In empirical research, truth is not immediate; it is tied to a certain range of probability. This is especially the case in forensics, where objects are made to speak through what Weizman calls “forensic speech”: a relation between the object, the expert, and the forum (Weizman 2017: 67). The truth of the object is therefore mediated through the speech of a human being. As a result, the “subjective probability” – the credibility of the speaker – is closely tied to the “objective probability” – the authenticity of the object (Keenan and Weizman 2012: 23). As noted in a review of their exhibition “Counter Investigations” at London’s Institute of Contemporary Arts (ICA), Forensic Architecture take great care to “produce their own […] aesthetics of objectivity, which, ironically, has the goal of persuading us of its objectivity.” (Charlesworth 2018).

Conclusion

In Forensic Architecture, architecture is extended into both a critical practice and an operative device. It is alternately the object of investigation, the method of research and the mode of presentation. Considering that modern warfare often takes place in urban spaces, this approach appears to be an indispensable addition to human rights investigation.

In the first place, architecture functions as a sensor through which materiality is analysed to reveal human right violations as they relate to space, or more broadly, the (geo-)political, social and military forces shaping the world today. As Weizman observes, the organisation of space is a crucial mechanism of power (quoted in Kastner 2009).

In its operative meaning, architecture is synonymous with spatial analysis. Like “archaeologists of the present” (Forensic Architecture 2014: 743), they analyse deliberate transformations of the natural and built environment. This reflects a recent methodological shift in judication towards materiality and forensic methods of research.

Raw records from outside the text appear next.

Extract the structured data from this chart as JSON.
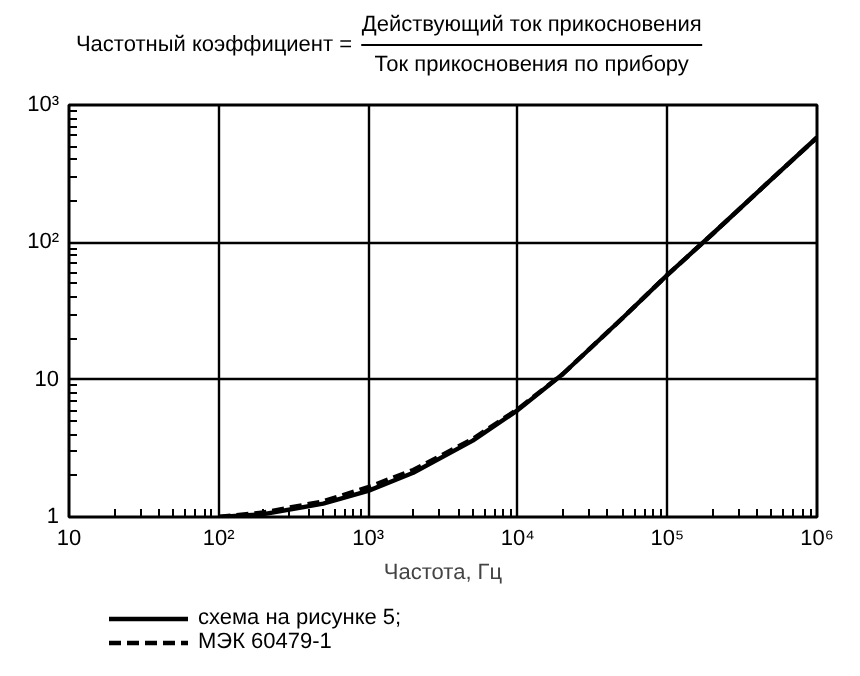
{
  "chart_data": {
    "type": "line",
    "title": "Частотный коэффициент =",
    "annotations": [
      "Действующий ток прикосновения",
      "Ток прикосновения по прибору"
    ],
    "xlabel": "Частота, Гц",
    "log": "xy",
    "grid": true,
    "legend": "bottom left",
    "marker": "none",
    "xlim": [
      10,
      1000000
    ],
    "ylim": [
      1,
      1000
    ],
    "xticks": [
      10,
      {
        "value": 100,
        "label": "10²"
      },
      {
        "value": 1000,
        "label": "10³"
      },
      {
        "value": 10000,
        "label": "10⁴"
      },
      {
        "value": 100000,
        "label": "10⁵"
      },
      {
        "value": 1000000,
        "label": "10⁶"
      }
    ],
    "yticks": [
      1,
      10,
      {
        "value": 100,
        "label": "10²"
      },
      {
        "value": 1000,
        "label": "10³"
      }
    ],
    "x": [
      100,
      200,
      500,
      1000,
      2000,
      5000,
      10000,
      20000,
      50000,
      100000,
      200000,
      500000,
      1000000
    ],
    "series": [
      {
        "name": "схема на рисунке 5;",
        "color": "#000000",
        "line_style": "solid",
        "values": [
          1.0,
          1.05,
          1.25,
          1.55,
          2.1,
          3.6,
          6,
          11,
          28,
          58,
          115,
          290,
          580
        ]
      },
      {
        "name": "МЭК 60479-1",
        "color": "#000000",
        "line_style": "dashed",
        "values": [
          1.0,
          1.08,
          1.3,
          1.65,
          2.2,
          3.7,
          6.1,
          11,
          28,
          58,
          115,
          290,
          580
        ]
      }
    ]
  }
}
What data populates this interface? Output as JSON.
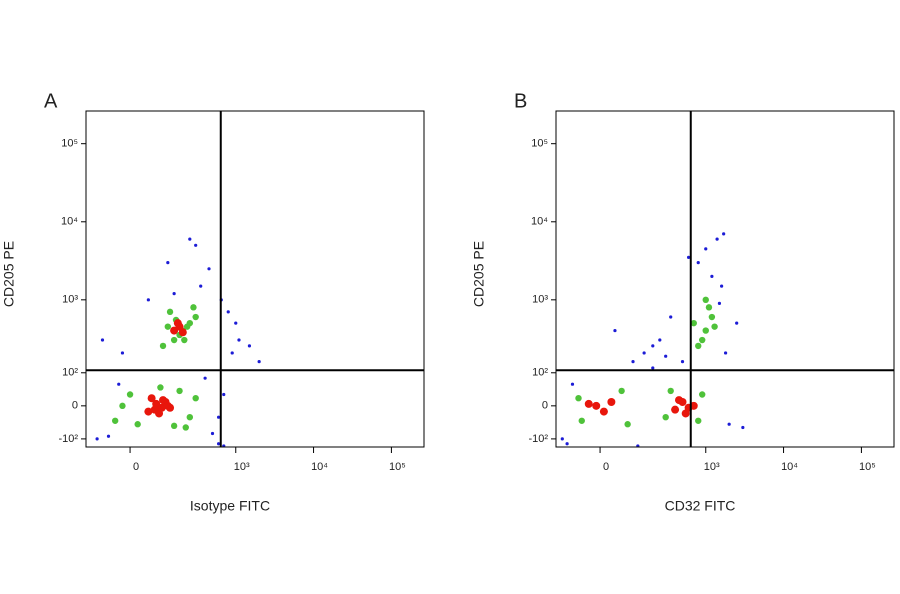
{
  "chart_data": [
    {
      "type": "scatter",
      "panel_label": "A",
      "xlabel": "Isotype FITC",
      "ylabel": "CD205 PE",
      "scale": "biexponential",
      "xlim": [
        -150,
        262144
      ],
      "ylim": [
        -135,
        262144
      ],
      "xticks": [
        0,
        {
          "value": 1000,
          "label": "10³"
        },
        {
          "value": 10000,
          "label": "10⁴"
        },
        {
          "value": 100000,
          "label": "10⁵"
        }
      ],
      "yticks": [
        {
          "value": -100,
          "label": "-10²"
        },
        0,
        {
          "value": 100,
          "label": "10²"
        },
        {
          "value": 1000,
          "label": "10³"
        },
        {
          "value": 10000,
          "label": "10⁴"
        },
        {
          "value": 100000,
          "label": "10⁵"
        }
      ],
      "quadrant_x": 640,
      "quadrant_y": 110,
      "series": [
        {
          "color": "#1c1cd6",
          "marker_size": 1.6,
          "x": [
            -100,
            -60,
            -30,
            400,
            500,
            600,
            700,
            900,
            1100,
            1500,
            2000,
            -80,
            350,
            450,
            650,
            800,
            -20,
            50,
            120,
            300,
            250,
            600,
            700,
            1000,
            150
          ],
          "values": [
            -100,
            -90,
            60,
            80,
            -80,
            -30,
            30,
            200,
            300,
            250,
            150,
            300,
            1500,
            2500,
            1000,
            700,
            200,
            1000,
            3000,
            5000,
            6000,
            -120,
            -130,
            500,
            1200
          ]
        },
        {
          "color": "#4fc23a",
          "marker_size": 3.2,
          "x": [
            -40,
            0,
            20,
            180,
            250,
            300,
            -20,
            220,
            150,
            90,
            100,
            150,
            200,
            250,
            300,
            130,
            180,
            230,
            280,
            160,
            210,
            120
          ],
          "values": [
            -40,
            30,
            -50,
            40,
            -30,
            20,
            0,
            -60,
            -55,
            50,
            250,
            300,
            400,
            500,
            600,
            700,
            350,
            450,
            800,
            550,
            300,
            450
          ]
        },
        {
          "color": "#e8160c",
          "marker_size": 4,
          "x": [
            50,
            75,
            95,
            110,
            60,
            85,
            120,
            70,
            100,
            130,
            150,
            180,
            200,
            170
          ],
          "values": [
            -15,
            5,
            -5,
            10,
            20,
            -20,
            0,
            -10,
            15,
            -5,
            400,
            450,
            380,
            500
          ]
        }
      ]
    },
    {
      "type": "scatter",
      "panel_label": "B",
      "xlabel": "CD32 FITC",
      "ylabel": "CD205 PE",
      "scale": "biexponential",
      "xlim": [
        -150,
        262144
      ],
      "ylim": [
        -135,
        262144
      ],
      "xticks": [
        0,
        {
          "value": 1000,
          "label": "10³"
        },
        {
          "value": 10000,
          "label": "10⁴"
        },
        {
          "value": 100000,
          "label": "10⁵"
        }
      ],
      "yticks": [
        {
          "value": -100,
          "label": "-10²"
        },
        0,
        {
          "value": 100,
          "label": "10²"
        },
        {
          "value": 1000,
          "label": "10³"
        },
        {
          "value": 10000,
          "label": "10⁴"
        },
        {
          "value": 100000,
          "label": "10⁵"
        }
      ],
      "quadrant_x": 640,
      "quadrant_y": 110,
      "series": [
        {
          "color": "#1c1cd6",
          "marker_size": 1.6,
          "x": [
            -120,
            -80,
            100,
            150,
            200,
            250,
            40,
            300,
            350,
            200,
            500,
            1500,
            1800,
            2000,
            3000,
            1200,
            1000,
            1400,
            600,
            -100,
            120,
            2500,
            1600,
            800,
            1700
          ],
          "values": [
            -100,
            60,
            150,
            200,
            250,
            300,
            400,
            180,
            600,
            120,
            150,
            900,
            200,
            -50,
            -60,
            2000,
            4500,
            6000,
            3500,
            -120,
            -130,
            500,
            1500,
            3000,
            7000
          ]
        },
        {
          "color": "#4fc23a",
          "marker_size": 3.2,
          "x": [
            -50,
            60,
            80,
            -60,
            300,
            800,
            900,
            350,
            700,
            1000,
            1200,
            900,
            1100,
            800,
            1300,
            1000
          ],
          "values": [
            -40,
            40,
            -50,
            20,
            -30,
            -40,
            30,
            40,
            500,
            400,
            600,
            300,
            800,
            250,
            450,
            1000
          ]
        },
        {
          "color": "#e8160c",
          "marker_size": 4,
          "x": [
            -10,
            10,
            30,
            -30,
            400,
            500,
            600,
            700,
            450,
            550
          ],
          "values": [
            0,
            -15,
            10,
            5,
            -10,
            10,
            -5,
            0,
            15,
            -20
          ]
        }
      ]
    }
  ]
}
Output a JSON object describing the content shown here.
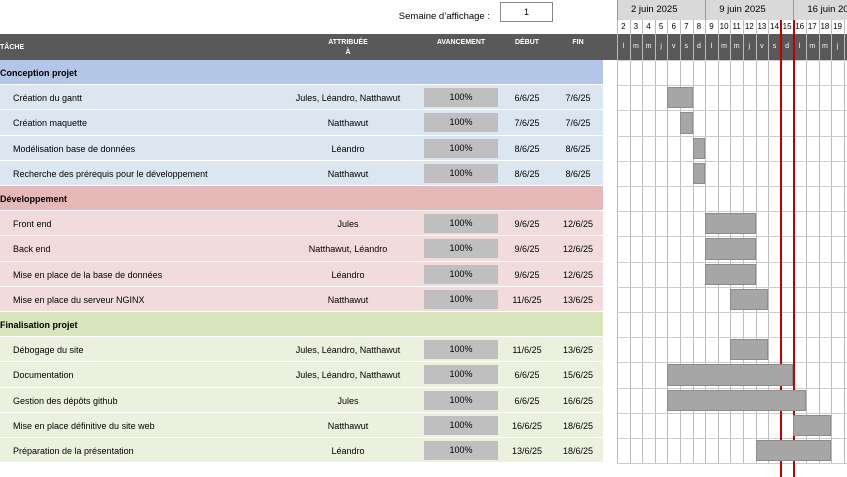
{
  "header": {
    "week_label": "Semaine d’affichage :",
    "week_value": "1"
  },
  "timeline": {
    "weeks": [
      "2 juin 2025",
      "9 juin 2025",
      "16 juin 20"
    ],
    "days": [
      "2",
      "3",
      "4",
      "5",
      "6",
      "7",
      "8",
      "9",
      "10",
      "11",
      "12",
      "13",
      "14",
      "15",
      "16",
      "17",
      "18",
      "19"
    ],
    "weekdays": [
      "l",
      "m",
      "m",
      "j",
      "v",
      "s",
      "d",
      "l",
      "m",
      "m",
      "j",
      "v",
      "s",
      "d",
      "l",
      "m",
      "m",
      "j"
    ]
  },
  "table": {
    "columns": [
      "TÂCHE",
      "ATTRIBUÉE\nÀ",
      "AVANCEMENT",
      "DÉBUT",
      "FIN"
    ],
    "groups": [
      {
        "name": "Conception projet",
        "tasks": [
          {
            "task": "Création du gantt",
            "assigned": "Jules, Léandro, Natthawut",
            "progress": "100%",
            "start": "6/6/25",
            "end": "7/6/25"
          },
          {
            "task": "Création maquette",
            "assigned": "Natthawut",
            "progress": "100%",
            "start": "7/6/25",
            "end": "7/6/25"
          },
          {
            "task": "Modélisation base de données",
            "assigned": "Léandro",
            "progress": "100%",
            "start": "8/6/25",
            "end": "8/6/25"
          },
          {
            "task": "Recherche des prérequis pour le développement",
            "assigned": "Natthawut",
            "progress": "100%",
            "start": "8/6/25",
            "end": "8/6/25"
          }
        ]
      },
      {
        "name": "Développement",
        "tasks": [
          {
            "task": "Front end",
            "assigned": "Jules",
            "progress": "100%",
            "start": "9/6/25",
            "end": "12/6/25"
          },
          {
            "task": "Back end",
            "assigned": "Natthawut, Léandro",
            "progress": "100%",
            "start": "9/6/25",
            "end": "12/6/25"
          },
          {
            "task": "Mise en place de la base de données",
            "assigned": "Léandro",
            "progress": "100%",
            "start": "9/6/25",
            "end": "12/6/25"
          },
          {
            "task": "Mise en place du serveur NGINX",
            "assigned": "Natthawut",
            "progress": "100%",
            "start": "11/6/25",
            "end": "13/6/25"
          }
        ]
      },
      {
        "name": "Finalisation projet",
        "tasks": [
          {
            "task": "Débogage du site",
            "assigned": "Jules, Léandro, Natthawut",
            "progress": "100%",
            "start": "11/6/25",
            "end": "13/6/25"
          },
          {
            "task": "Documentation",
            "assigned": "Jules, Léandro, Natthawut",
            "progress": "100%",
            "start": "6/6/25",
            "end": "15/6/25"
          },
          {
            "task": "Gestion des dépôts github",
            "assigned": "Jules",
            "progress": "100%",
            "start": "6/6/25",
            "end": "16/6/25"
          },
          {
            "task": "Mise en place définitive du site web",
            "assigned": "Natthawut",
            "progress": "100%",
            "start": "16/6/25",
            "end": "18/6/25"
          },
          {
            "task": "Préparation de la présentation",
            "assigned": "Léandro",
            "progress": "100%",
            "start": "13/6/25",
            "end": "18/6/25"
          }
        ]
      }
    ]
  }
}
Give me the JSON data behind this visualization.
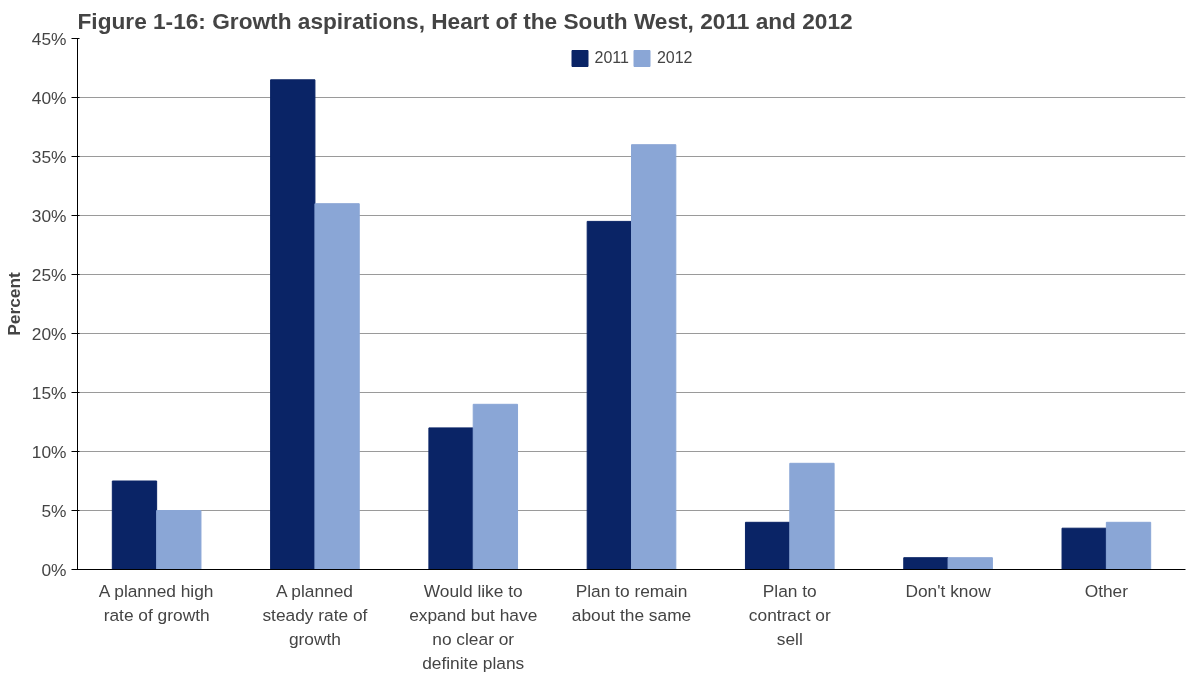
{
  "chart_data": {
    "type": "bar",
    "title": "Figure 1-16: Growth aspirations, Heart of the South West, 2011 and 2012",
    "ylabel": "Percent",
    "categories": [
      "A planned high rate of growth",
      "A planned steady rate of growth",
      "Would like to expand but have no clear or definite plans",
      "Plan to remain about the same",
      "Plan to contract or sell",
      "Don't know",
      "Other"
    ],
    "series": [
      {
        "name": "2011",
        "color": "#0a2466",
        "values": [
          7.5,
          41.5,
          12,
          29.5,
          4,
          1,
          3.5
        ]
      },
      {
        "name": "2012",
        "color": "#8aa6d6",
        "values": [
          5,
          31,
          14,
          36,
          9,
          1,
          4
        ]
      }
    ],
    "ylim": [
      0,
      45
    ],
    "yticks": [
      {
        "value": 0,
        "label": "0%"
      },
      {
        "value": 5,
        "label": "5%"
      },
      {
        "value": 10,
        "label": "10%"
      },
      {
        "value": 15,
        "label": "15%"
      },
      {
        "value": 20,
        "label": "20%"
      },
      {
        "value": 25,
        "label": "25%"
      },
      {
        "value": 30,
        "label": "30%"
      },
      {
        "value": 35,
        "label": "35%"
      },
      {
        "value": 40,
        "label": "40%"
      },
      {
        "value": 45,
        "label": "45%"
      }
    ],
    "grid": "y",
    "legend": "top"
  }
}
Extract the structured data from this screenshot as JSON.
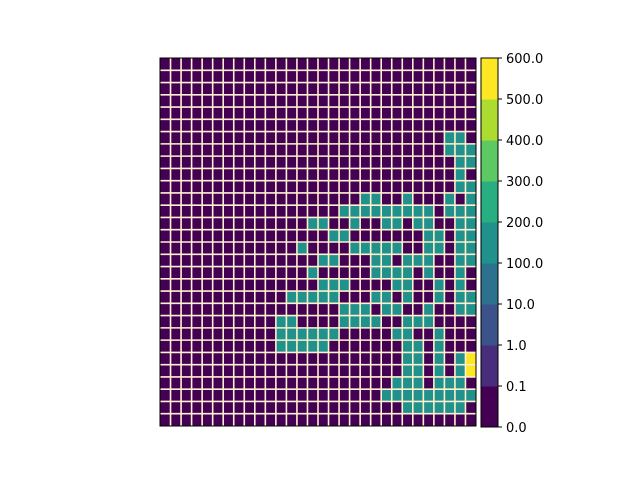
{
  "chart_data": {
    "type": "heatmap",
    "title": "",
    "xlabel": "",
    "ylabel": "",
    "rows": 30,
    "cols": 30,
    "grid": true,
    "gridline_color": "#fff0d0",
    "levels": [
      0.0,
      0.1,
      1.0,
      10.0,
      100.0,
      200.0,
      300.0,
      400.0,
      500.0,
      600.0
    ],
    "colorbar_labels": [
      "0.0",
      "0.1",
      "1.0",
      "10.0",
      "100.0",
      "200.0",
      "300.0",
      "400.0",
      "500.0",
      "600.0"
    ],
    "bin_colors": [
      "#440154",
      "#472d7b",
      "#3b528b",
      "#2c728e",
      "#21918c",
      "#28ae80",
      "#5ec962",
      "#addc30",
      "#fde725"
    ],
    "row_order": "top-to-bottom",
    "matrix": [
      "000000000000000000000000000000",
      "000000000000000000000000000000",
      "000000000000000000000000000000",
      "000000000000000000000000000000",
      "000000000000000000000000000000",
      "000000000000000000000000000000",
      "000000000000000000000000000440",
      "000000000000000000000000000444",
      "000000000000000000000000000044",
      "000000000000000000000000000040",
      "000000000000000000000000000044",
      "000000000000000000044004000404",
      "000000000000000004444444440444",
      "000000000000004440400440440044",
      "000000000000000044000000044044",
      "000000000000000000444440044044",
      "000000000000000000004404440044",
      "000000000000000000004444040040",
      "000000000000000444000044004040",
      "000000000000000000004404004044",
      "000000000000000000000440040044",
      "000000000000000004444004440000",
      "000000000000000000000044004000",
      "000000000000000000000004404000",
      "000000000000000000000004404044",
      "000000000000000000000004404044",
      "000000000000000000000004404440",
      "000000000000000000000004444444",
      "000000000000000000000000044440",
      "000000000000000000000000000000"
    ],
    "overrides": [
      {
        "row": 13,
        "col": 16,
        "bin": 0
      },
      {
        "row": 15,
        "col": 13,
        "bin": 4
      },
      {
        "row": 16,
        "col": 15,
        "bin": 4
      },
      {
        "row": 16,
        "col": 16,
        "bin": 4
      },
      {
        "row": 17,
        "col": 14,
        "bin": 4
      },
      {
        "row": 19,
        "col": 12,
        "bin": 4
      },
      {
        "row": 19,
        "col": 13,
        "bin": 4
      },
      {
        "row": 19,
        "col": 14,
        "bin": 4
      },
      {
        "row": 19,
        "col": 15,
        "bin": 4
      },
      {
        "row": 19,
        "col": 16,
        "bin": 4
      },
      {
        "row": 20,
        "col": 17,
        "bin": 4
      },
      {
        "row": 20,
        "col": 18,
        "bin": 4
      },
      {
        "row": 20,
        "col": 19,
        "bin": 4
      },
      {
        "row": 21,
        "col": 11,
        "bin": 4
      },
      {
        "row": 21,
        "col": 12,
        "bin": 4
      },
      {
        "row": 22,
        "col": 11,
        "bin": 4
      },
      {
        "row": 22,
        "col": 12,
        "bin": 4
      },
      {
        "row": 22,
        "col": 13,
        "bin": 4
      },
      {
        "row": 22,
        "col": 14,
        "bin": 4
      },
      {
        "row": 22,
        "col": 15,
        "bin": 4
      },
      {
        "row": 22,
        "col": 16,
        "bin": 4
      },
      {
        "row": 23,
        "col": 11,
        "bin": 4
      },
      {
        "row": 23,
        "col": 12,
        "bin": 4
      },
      {
        "row": 23,
        "col": 13,
        "bin": 4
      },
      {
        "row": 23,
        "col": 14,
        "bin": 4
      },
      {
        "row": 23,
        "col": 15,
        "bin": 4
      },
      {
        "row": 24,
        "col": 29,
        "bin": 8
      },
      {
        "row": 25,
        "col": 29,
        "bin": 8
      },
      {
        "row": 26,
        "col": 22,
        "bin": 4
      },
      {
        "row": 27,
        "col": 21,
        "bin": 4
      },
      {
        "row": 27,
        "col": 22,
        "bin": 4
      },
      {
        "row": 27,
        "col": 23,
        "bin": 4
      },
      {
        "row": 28,
        "col": 23,
        "bin": 4
      },
      {
        "row": 28,
        "col": 24,
        "bin": 4
      },
      {
        "row": 28,
        "col": 25,
        "bin": 4
      }
    ]
  }
}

Finally, architecture is a way to organize and synthesize multiple forms and pieces of evidence. This evidence is then presented in a multitude of forums: courts, cultural spaces, media outlets, investigation reports, online platforms. Each forum is defined by different possibilities as to what can be shown and achieved.

Forensic Architecture’s mode of research is both highly innovative and adaptable to multiple scales and timeframes of violence – from the human body to the city, from the split second to several years. By involving citizens and victims, they make evidence gathering a collective practice. But how effective is it? Characterized by meticulous procedures, comparatively long investigative timespans, and a judicial validity that constantly needs to be re-negotiated, their ability to produce tangible results remains questionable. However, their evidence has been successfully admitted in a few cases, creating precedents which may lead to a wider acceptance in the future. By sharing their tools and techniques freely, they also extend the scope of what these can achieve.

On the other hand, the above analysis of how their work is received outside courts shows very productive interventions in the realms of public discourse and knowledge production. With their meticulous analysis, Forensic Architecture is able to expose lies and to offer a nuanced view where confusion has been deliberately manufactured. As a highly communicative organisation, it amplifies unheard voices and directly confronts obfuscation strategies, and thus significantly shapes narratives around some contemporary conflicts. In doing so, they raise important questions around modern-day propaganda, political implications of architecture and accountability for state violence. Where social media has often been denounced for spreading disinformation, they seize its constructive potential and politicize these platforms as media of resistance, ultimately aiming for truth as a common resource.